(This is not an ideal first post of 2009, but it will have to do.)
I've noticed that people with hg tend to do backouts using "hg backout", because, well, it's a command named "backout". However, what this actually does is it places the inverse of the given commit as a child of it. Then, you have to merge the two heads to actually get the backout onto the mainline tip.
This works, but it leaves lots of turds in the commit history, and especially lots of commits with the uninteresting comment "merge": except these commits are the ones that actually get the backout into shape on the trunk! If fixups were needed as part of the merge, this makes it much more difficult to reland the patch later on if necessary.
Instead, I suggest that we do backouts essentially manually; for example, if you want to back out commit 5:
hg export 5 | patch -R -p1 ... fix up any patch failures ... hg commit -m "Backing out bug 12345, changeset abcd1234"
This leaves the history clean, and allows someone to reverse the backout by performing the same operation again.
If the commit is complex (has binary data or adds, moves, or removes files), the above won't work as intended, unless someone can find me a patch that can apply git-format patches with -R. For those cases, you should still use backout, or fix up the additions/removals manually by examining hg status (or hg addremove on a clean tree).
Happy backing out!
long live ‘bzr uncommit’
(try ‘bzr rocks’ once)
I support this.
Doesn’t moco pay various people to work on hg? It seems like me like this would be trivial to implement as a command-line flag for hg backout (fixing the complex-patch issue along the way), and it would save people from remembering what to type.
Well, obviously git-apply can apply git-format patches in reverse. Actually, git-apply is better than patch in many ways; not least is that it won’t modify any files until it’s verified that the patch will apply cleanly. If Mercurial is using the Git patch-interchange format, I’d be very surprised if it doesn’t come with the basic tools for working with that format.
Yeah, 1 to getting this built into Mercurial. I hate the merge turds, though it is nice to be able to use the same command in any situation.
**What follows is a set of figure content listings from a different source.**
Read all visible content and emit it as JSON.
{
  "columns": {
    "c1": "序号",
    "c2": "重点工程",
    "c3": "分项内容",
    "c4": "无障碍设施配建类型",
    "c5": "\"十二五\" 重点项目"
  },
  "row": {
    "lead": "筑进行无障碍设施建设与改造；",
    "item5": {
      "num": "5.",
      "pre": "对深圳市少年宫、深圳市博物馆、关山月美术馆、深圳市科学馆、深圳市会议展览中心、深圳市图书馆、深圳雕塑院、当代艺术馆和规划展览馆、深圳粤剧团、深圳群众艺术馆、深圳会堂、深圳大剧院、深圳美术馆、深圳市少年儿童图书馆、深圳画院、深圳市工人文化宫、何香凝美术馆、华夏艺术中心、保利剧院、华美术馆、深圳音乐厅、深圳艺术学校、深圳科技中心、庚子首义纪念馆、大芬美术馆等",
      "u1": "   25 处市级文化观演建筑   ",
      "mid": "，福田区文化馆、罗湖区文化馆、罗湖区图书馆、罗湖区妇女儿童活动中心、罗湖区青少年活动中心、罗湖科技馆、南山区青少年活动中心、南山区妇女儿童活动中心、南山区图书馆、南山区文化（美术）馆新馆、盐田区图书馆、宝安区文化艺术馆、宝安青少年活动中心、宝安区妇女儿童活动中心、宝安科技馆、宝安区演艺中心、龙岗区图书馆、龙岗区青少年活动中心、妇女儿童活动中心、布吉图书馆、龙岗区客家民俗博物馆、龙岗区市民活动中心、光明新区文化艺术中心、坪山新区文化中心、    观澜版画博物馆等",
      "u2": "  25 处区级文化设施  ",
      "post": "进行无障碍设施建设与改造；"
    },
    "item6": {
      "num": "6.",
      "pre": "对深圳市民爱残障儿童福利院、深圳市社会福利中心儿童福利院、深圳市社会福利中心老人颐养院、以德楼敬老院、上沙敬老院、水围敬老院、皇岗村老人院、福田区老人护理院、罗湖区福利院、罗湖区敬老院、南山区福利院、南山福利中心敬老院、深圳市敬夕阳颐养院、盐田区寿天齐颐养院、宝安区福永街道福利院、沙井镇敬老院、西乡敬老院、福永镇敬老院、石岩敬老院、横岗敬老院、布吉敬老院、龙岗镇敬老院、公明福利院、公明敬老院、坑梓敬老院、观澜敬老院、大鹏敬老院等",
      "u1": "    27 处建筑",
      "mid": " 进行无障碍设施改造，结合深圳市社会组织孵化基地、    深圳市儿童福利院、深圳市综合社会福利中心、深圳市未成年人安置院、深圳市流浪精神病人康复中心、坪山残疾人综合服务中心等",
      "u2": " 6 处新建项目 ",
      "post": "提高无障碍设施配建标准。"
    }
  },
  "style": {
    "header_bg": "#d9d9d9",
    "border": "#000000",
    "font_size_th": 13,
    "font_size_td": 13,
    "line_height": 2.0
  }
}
-R as a parameter for hg import would make this a piece of cake.
I started off doing hg backouts using hg export|patch -Rp1, but after the first time I screwed up a backout that involved adding/removing files, I decided it wasn’t worth the risk.
I guess writing a script that will take a patch and reverse all the operations in it (e.g. replace by -) shouldn’t be too hard – and the resulting patch can be applied via “hg import” then. Using “hg export|patch -R” is really too risky for my taste.
hg doesn’t provide bidirectional binary git diffs, so git-apply –reverse won’t help you there, as I found out the hard way. You could always try combining backout, export and rollback to generate a reverse diff.